In early June, water levels on the Danube and Elbe reached, and in some places topped, the levels experienced during the last serious round of flooding in 2002, causing widespread damage in Germany, Austria, Hungary and the Czech Republic.
However, precautions taken in the aftermath of the 2002 floods – such as in Prague where the city centre now has mobile flood barriers – meant that this year’s damage was less extensive than it might otherwise have been.
“Thanks to timely prevention measures, large areas have been saved from the flooding,” said Matthias Weber, Swiss Re’s chief underwriting officer.
Thomas Dorner, an analyst at Citigroup, said that Swiss Re’s projections for industry-wide insured losses were “in line with most estimates, although we note that AIR has said losses of up to $5.8bn.”

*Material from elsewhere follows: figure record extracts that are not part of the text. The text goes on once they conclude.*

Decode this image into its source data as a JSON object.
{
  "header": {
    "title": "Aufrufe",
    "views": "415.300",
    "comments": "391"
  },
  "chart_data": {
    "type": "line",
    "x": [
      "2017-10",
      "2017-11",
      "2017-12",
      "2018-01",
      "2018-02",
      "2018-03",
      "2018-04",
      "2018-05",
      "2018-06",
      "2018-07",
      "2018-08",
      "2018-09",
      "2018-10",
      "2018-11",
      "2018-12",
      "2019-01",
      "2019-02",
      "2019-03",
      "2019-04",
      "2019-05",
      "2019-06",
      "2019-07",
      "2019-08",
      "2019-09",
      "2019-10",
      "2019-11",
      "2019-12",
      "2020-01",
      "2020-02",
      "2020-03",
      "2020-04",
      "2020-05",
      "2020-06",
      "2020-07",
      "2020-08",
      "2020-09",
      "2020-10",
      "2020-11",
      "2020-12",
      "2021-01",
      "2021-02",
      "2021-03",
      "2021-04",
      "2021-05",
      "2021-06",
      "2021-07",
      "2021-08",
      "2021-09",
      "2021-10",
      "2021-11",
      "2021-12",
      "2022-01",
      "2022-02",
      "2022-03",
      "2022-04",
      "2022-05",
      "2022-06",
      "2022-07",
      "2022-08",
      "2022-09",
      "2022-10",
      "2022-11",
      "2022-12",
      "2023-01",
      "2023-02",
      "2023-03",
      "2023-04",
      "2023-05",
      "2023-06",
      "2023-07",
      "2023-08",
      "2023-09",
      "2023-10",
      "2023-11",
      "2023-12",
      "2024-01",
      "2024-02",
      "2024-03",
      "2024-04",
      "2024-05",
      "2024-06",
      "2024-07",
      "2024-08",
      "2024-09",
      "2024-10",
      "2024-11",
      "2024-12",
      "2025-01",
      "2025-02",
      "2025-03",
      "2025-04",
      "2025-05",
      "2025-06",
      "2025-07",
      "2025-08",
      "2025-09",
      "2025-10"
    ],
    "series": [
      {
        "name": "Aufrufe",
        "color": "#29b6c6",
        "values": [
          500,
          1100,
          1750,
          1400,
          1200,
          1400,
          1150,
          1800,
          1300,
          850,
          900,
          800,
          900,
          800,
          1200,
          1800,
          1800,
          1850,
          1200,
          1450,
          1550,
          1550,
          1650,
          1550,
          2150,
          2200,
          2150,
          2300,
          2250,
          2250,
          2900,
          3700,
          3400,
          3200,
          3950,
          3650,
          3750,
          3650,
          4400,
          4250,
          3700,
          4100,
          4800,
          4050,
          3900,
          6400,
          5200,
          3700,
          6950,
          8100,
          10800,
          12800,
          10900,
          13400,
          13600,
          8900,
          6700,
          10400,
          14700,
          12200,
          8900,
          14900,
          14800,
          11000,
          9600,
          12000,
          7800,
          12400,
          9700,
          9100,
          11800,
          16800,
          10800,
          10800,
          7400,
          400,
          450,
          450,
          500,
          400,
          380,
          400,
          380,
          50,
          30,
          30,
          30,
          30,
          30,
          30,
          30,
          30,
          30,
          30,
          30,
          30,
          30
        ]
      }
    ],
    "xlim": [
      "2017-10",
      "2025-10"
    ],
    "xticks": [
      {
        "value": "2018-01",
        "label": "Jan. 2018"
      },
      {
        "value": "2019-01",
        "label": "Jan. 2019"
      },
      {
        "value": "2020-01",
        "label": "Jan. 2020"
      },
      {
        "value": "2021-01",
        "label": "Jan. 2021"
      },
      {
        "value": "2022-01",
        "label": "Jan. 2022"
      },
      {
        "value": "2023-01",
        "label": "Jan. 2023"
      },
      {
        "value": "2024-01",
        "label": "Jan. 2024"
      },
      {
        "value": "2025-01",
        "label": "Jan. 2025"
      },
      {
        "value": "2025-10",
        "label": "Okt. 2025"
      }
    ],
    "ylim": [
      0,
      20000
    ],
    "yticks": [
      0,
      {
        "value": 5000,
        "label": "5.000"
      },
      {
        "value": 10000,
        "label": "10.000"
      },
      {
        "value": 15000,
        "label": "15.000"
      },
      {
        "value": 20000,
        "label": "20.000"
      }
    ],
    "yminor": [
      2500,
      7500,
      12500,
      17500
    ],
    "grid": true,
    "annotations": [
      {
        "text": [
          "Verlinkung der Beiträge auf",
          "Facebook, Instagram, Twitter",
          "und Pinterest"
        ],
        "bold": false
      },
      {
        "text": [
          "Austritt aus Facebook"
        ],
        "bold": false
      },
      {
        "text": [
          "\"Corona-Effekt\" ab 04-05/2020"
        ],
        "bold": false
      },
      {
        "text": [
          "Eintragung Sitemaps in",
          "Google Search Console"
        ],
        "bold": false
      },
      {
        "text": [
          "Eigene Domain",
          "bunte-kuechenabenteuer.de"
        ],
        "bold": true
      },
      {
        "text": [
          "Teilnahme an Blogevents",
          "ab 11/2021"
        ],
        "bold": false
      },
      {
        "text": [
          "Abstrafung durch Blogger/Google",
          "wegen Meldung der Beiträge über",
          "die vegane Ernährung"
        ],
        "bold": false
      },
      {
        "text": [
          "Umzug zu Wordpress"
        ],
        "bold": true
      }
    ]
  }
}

He added that the cost to Swiss Re, which is the world’s second largest reinsurer by premiums, should be “comfortably absorbed”, especially as the group had not had to cope with significant losses in the first half of the year.
“For Swiss Re this loss represents less than 1 per cent of first-quarter book value or 6 per cent of 2013 profit before tax, making it a notable but not significant loss event for the group.” he told clients.
Shares in Swiss Re were up 2.14 per cent at SFr71.75 in afternoon trading in Zürich.